Collect as much data as you can given the available resources. It is better to collect too much data than too little. Id. For example, if you are analyzing the outcome of federal appellate cases and your research question requires you to know which president appointed each deciding judge but you are uncertain whether you need to know the judges' ages, you should probably err on the side of recording their ages. The same process that allows you to determine the appointing presidents (reviewing judicial biographies) may also allow you to determine their ages. If you don't record all potentially relevant information the first time through and decide that you need it later, you will end up duplicating efforts. If you record data that you don't end up using for the current project, maybe it will be useful for some later project.

Another factor in deciding how much data to collect is how much uncertainty you are willing (or able) to tolerate in your research results. In general, the more data your conclusions are based on, the more certain those conclusions are. If you are reporting inferential statistics, you should include the margin of error, which is a measure of uncertainty about the statistics. Mathematically, a larger sample size results in a smaller margin of error. Epstein & Martin 85 (2014).
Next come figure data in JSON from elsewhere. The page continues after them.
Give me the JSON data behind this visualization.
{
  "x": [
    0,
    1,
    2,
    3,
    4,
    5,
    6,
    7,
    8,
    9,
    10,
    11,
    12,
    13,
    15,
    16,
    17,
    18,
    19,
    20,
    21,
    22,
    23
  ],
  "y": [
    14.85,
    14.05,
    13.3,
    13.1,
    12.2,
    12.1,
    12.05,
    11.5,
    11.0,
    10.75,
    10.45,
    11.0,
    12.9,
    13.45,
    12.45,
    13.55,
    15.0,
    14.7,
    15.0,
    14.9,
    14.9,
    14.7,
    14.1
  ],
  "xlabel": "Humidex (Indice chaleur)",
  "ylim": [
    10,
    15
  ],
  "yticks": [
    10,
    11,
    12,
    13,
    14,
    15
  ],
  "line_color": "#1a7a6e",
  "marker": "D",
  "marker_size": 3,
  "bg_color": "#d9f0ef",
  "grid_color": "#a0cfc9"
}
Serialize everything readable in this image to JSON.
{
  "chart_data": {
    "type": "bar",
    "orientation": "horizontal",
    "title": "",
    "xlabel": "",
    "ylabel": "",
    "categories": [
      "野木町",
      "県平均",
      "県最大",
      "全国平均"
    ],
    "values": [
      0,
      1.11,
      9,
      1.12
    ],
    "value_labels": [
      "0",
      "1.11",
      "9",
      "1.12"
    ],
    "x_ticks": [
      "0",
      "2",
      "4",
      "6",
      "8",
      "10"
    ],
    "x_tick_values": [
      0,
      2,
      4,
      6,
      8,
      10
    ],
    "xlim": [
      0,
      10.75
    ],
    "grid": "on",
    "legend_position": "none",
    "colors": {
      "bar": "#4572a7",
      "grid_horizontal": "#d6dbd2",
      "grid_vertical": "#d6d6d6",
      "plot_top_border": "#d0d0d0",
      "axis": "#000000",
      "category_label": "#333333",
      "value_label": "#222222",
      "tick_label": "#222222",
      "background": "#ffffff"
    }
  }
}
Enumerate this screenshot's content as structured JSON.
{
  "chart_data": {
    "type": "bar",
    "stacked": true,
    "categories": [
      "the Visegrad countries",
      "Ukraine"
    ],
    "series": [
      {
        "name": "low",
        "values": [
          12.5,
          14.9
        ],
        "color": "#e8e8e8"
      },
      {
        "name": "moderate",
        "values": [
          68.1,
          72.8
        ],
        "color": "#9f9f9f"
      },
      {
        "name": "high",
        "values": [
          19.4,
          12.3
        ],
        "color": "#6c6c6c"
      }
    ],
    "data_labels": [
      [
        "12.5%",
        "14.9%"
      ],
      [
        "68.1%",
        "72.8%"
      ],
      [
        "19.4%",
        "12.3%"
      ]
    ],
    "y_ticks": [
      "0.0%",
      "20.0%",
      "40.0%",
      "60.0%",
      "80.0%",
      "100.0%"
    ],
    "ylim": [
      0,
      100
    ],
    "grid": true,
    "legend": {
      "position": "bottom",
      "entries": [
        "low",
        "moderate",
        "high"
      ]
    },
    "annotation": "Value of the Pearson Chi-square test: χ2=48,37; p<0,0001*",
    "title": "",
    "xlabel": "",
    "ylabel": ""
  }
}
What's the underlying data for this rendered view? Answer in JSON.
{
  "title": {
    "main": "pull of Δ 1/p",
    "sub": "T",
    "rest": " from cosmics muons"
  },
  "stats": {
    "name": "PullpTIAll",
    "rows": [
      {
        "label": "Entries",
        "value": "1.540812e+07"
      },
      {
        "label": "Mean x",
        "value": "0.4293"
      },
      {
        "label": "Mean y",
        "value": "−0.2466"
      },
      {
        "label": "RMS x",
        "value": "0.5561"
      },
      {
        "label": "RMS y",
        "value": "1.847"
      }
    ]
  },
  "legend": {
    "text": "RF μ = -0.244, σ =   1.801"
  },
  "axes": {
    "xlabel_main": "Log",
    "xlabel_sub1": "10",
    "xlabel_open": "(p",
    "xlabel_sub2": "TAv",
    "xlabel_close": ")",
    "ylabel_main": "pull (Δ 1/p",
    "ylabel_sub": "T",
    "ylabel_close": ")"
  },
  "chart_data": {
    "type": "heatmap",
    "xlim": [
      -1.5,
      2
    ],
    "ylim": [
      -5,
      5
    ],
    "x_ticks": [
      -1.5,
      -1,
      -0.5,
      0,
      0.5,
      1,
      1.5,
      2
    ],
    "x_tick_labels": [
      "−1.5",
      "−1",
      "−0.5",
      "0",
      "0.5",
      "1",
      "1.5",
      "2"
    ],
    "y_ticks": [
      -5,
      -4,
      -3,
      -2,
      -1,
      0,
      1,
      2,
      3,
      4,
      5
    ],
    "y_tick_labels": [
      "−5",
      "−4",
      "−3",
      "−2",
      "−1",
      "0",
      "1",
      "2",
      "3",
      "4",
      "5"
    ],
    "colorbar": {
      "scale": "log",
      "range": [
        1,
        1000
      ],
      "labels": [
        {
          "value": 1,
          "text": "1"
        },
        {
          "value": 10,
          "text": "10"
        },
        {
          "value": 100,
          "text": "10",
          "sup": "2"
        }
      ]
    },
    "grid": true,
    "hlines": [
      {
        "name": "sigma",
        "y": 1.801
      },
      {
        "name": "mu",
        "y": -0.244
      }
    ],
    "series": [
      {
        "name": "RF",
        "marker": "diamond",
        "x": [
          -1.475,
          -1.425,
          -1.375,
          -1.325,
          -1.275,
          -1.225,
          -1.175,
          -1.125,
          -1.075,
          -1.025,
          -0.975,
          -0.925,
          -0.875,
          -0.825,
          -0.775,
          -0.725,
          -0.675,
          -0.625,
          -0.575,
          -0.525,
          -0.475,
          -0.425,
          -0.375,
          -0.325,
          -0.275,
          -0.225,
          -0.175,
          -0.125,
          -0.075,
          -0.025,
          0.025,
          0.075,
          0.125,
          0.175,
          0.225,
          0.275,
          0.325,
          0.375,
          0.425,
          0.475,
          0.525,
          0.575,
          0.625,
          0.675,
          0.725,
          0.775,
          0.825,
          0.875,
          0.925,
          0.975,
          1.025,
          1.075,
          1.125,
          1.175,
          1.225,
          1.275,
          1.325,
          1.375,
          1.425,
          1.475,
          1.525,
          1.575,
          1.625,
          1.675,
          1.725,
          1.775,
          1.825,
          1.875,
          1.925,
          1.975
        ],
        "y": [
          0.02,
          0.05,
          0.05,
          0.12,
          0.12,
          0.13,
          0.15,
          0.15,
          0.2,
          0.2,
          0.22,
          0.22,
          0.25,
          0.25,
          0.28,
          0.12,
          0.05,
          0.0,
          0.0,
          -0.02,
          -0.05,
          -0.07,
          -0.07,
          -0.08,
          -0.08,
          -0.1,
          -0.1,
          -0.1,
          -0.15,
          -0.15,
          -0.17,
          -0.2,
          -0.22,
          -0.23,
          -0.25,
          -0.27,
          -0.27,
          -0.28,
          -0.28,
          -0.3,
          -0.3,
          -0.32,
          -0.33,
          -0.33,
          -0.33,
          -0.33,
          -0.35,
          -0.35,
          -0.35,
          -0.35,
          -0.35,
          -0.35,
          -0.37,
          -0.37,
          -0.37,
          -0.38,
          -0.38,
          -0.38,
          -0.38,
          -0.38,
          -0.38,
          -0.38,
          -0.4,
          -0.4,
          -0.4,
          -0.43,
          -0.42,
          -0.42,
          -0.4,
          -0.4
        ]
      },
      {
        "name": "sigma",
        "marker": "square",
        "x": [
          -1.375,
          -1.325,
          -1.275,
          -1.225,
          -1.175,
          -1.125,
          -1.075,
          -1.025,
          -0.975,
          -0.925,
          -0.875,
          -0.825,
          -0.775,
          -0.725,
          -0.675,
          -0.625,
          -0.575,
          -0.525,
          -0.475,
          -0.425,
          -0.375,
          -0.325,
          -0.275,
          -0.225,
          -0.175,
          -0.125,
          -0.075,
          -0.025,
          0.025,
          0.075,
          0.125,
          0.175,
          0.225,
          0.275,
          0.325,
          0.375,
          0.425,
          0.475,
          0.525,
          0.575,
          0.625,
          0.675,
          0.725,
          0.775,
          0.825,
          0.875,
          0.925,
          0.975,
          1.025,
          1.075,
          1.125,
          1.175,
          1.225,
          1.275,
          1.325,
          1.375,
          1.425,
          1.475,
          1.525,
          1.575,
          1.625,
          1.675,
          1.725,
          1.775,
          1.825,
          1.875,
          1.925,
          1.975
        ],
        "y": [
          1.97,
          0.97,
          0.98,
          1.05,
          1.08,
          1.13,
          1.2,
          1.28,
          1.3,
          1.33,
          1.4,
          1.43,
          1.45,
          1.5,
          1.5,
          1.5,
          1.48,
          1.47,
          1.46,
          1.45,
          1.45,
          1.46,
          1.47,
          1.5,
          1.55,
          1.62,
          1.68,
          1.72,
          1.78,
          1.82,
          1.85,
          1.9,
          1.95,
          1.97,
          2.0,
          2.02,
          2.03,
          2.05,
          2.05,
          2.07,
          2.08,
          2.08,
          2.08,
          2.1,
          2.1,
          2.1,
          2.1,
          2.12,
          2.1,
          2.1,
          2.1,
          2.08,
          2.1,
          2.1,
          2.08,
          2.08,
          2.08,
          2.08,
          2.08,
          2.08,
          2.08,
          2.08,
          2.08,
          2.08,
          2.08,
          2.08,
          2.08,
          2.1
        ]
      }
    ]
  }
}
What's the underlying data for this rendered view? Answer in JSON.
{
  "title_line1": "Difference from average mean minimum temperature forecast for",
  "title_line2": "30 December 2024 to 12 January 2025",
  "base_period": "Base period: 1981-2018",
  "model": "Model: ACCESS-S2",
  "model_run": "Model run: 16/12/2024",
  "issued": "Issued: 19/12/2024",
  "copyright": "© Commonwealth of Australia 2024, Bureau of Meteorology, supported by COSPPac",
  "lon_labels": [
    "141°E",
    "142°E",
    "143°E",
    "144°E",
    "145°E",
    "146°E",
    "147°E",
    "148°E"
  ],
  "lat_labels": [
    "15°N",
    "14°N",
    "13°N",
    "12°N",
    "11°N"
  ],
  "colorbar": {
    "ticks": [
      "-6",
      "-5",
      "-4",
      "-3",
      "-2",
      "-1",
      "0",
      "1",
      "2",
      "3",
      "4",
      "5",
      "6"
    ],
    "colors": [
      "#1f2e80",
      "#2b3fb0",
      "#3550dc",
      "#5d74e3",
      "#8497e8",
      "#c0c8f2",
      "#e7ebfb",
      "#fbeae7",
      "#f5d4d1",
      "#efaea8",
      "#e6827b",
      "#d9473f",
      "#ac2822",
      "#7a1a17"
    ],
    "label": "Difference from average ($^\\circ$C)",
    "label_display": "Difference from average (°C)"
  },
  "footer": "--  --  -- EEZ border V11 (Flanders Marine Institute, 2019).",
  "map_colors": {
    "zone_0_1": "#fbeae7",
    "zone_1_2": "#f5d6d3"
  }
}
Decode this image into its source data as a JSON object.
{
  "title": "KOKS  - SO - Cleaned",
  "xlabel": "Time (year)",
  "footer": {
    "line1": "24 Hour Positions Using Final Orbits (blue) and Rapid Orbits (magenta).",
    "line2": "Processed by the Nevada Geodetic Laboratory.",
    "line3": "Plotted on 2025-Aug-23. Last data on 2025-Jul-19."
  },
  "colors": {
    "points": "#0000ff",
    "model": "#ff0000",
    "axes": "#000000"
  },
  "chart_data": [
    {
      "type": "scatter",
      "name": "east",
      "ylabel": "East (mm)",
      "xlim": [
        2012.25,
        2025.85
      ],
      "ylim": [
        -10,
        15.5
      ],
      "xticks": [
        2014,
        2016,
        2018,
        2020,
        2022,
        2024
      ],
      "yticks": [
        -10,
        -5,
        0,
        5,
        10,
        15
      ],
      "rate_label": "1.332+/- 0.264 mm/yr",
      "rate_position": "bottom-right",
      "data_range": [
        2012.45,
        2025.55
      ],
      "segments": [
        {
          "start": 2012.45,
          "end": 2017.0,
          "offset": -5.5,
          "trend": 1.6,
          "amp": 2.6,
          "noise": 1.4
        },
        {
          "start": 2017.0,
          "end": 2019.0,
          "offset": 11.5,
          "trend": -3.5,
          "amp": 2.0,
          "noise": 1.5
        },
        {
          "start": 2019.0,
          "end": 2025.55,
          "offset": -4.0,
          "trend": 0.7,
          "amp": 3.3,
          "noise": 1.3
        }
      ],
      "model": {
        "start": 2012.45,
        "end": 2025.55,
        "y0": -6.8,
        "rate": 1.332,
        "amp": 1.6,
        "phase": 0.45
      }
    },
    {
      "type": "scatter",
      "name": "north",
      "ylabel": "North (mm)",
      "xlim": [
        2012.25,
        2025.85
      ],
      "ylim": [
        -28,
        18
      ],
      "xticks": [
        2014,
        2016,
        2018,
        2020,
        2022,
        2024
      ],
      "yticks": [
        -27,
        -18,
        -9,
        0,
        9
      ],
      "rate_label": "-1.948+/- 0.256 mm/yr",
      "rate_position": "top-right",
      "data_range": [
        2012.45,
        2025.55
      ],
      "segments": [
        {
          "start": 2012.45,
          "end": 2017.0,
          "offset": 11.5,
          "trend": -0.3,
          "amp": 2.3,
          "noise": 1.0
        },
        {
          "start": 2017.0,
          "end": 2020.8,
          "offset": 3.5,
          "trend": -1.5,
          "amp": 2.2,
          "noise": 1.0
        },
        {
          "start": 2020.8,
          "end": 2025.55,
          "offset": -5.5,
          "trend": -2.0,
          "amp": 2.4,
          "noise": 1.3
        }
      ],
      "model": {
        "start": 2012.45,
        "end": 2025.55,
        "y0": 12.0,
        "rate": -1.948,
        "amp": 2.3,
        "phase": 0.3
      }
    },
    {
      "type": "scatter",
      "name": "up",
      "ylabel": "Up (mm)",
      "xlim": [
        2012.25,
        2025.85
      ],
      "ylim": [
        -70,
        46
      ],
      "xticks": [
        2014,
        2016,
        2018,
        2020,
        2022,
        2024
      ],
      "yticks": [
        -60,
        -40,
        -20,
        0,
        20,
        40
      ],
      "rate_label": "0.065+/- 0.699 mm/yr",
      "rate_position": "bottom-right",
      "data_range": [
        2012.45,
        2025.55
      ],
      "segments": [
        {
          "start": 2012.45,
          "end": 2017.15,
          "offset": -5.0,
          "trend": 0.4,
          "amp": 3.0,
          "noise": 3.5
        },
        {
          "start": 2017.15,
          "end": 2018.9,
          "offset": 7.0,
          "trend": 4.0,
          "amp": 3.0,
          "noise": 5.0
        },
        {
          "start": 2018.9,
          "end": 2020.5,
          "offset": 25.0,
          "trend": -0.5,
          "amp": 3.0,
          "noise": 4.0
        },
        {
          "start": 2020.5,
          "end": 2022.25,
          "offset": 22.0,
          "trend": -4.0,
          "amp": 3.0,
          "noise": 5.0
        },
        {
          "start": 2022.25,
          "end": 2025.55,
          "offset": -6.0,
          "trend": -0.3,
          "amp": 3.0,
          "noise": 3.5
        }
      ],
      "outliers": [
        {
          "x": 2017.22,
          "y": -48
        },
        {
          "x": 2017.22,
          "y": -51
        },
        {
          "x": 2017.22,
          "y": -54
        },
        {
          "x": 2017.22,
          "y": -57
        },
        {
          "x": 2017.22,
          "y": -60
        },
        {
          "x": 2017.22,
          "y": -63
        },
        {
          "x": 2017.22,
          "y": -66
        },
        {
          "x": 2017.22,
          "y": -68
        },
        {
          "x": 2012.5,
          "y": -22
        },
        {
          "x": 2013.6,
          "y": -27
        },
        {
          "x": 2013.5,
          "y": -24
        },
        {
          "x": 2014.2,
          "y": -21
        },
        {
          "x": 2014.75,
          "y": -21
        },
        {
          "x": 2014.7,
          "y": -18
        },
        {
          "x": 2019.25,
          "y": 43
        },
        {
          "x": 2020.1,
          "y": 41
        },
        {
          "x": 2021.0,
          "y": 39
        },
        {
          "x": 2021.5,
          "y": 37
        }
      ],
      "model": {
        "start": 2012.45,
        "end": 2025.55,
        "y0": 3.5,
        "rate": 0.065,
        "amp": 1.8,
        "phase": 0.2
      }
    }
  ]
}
Avoiding Bias in the Selection of Observations

It is often not possible to study all members of a target population. In such situations, you will want to use a method of selecting observations that won't bias your sample either for or against your theory. Id. at 86-87. If you have the resources to collect data from a fairly large sample, then the least biased way to select the sample is through random probability sampling. "A random probability sample is a sample in which each element in the total population has a known (and preferably the same) probability of being selected." Id. at 87. If you do not have the resources to conduct a large sample, other selection mechanisms may be better for avoiding bias.

A great deal more information about sampling techniques is available in Johnnie Daniel, Sampling Essentials: Practical Guidelines for Making Sampling Choices (2012).

Documenting Collection Methods

Regardless of which methods are used to collect data, the collection process should be thoroughly documented. Documentation is adequate when it provides enough detail so that other researchers could replicate the data collection process independently. Epstein & King 38 (2002). For example, consider the statement that jurors were "randomly sampled" for interviews. Id. at 39. Based on this statement alone, could you repeat the original author's method of selecting a group of jurors to interview? Documenting your data collection methods makes your ultimate conclusions more credible to other researchers, because it permits them to evaluate your methods for flaws and biases.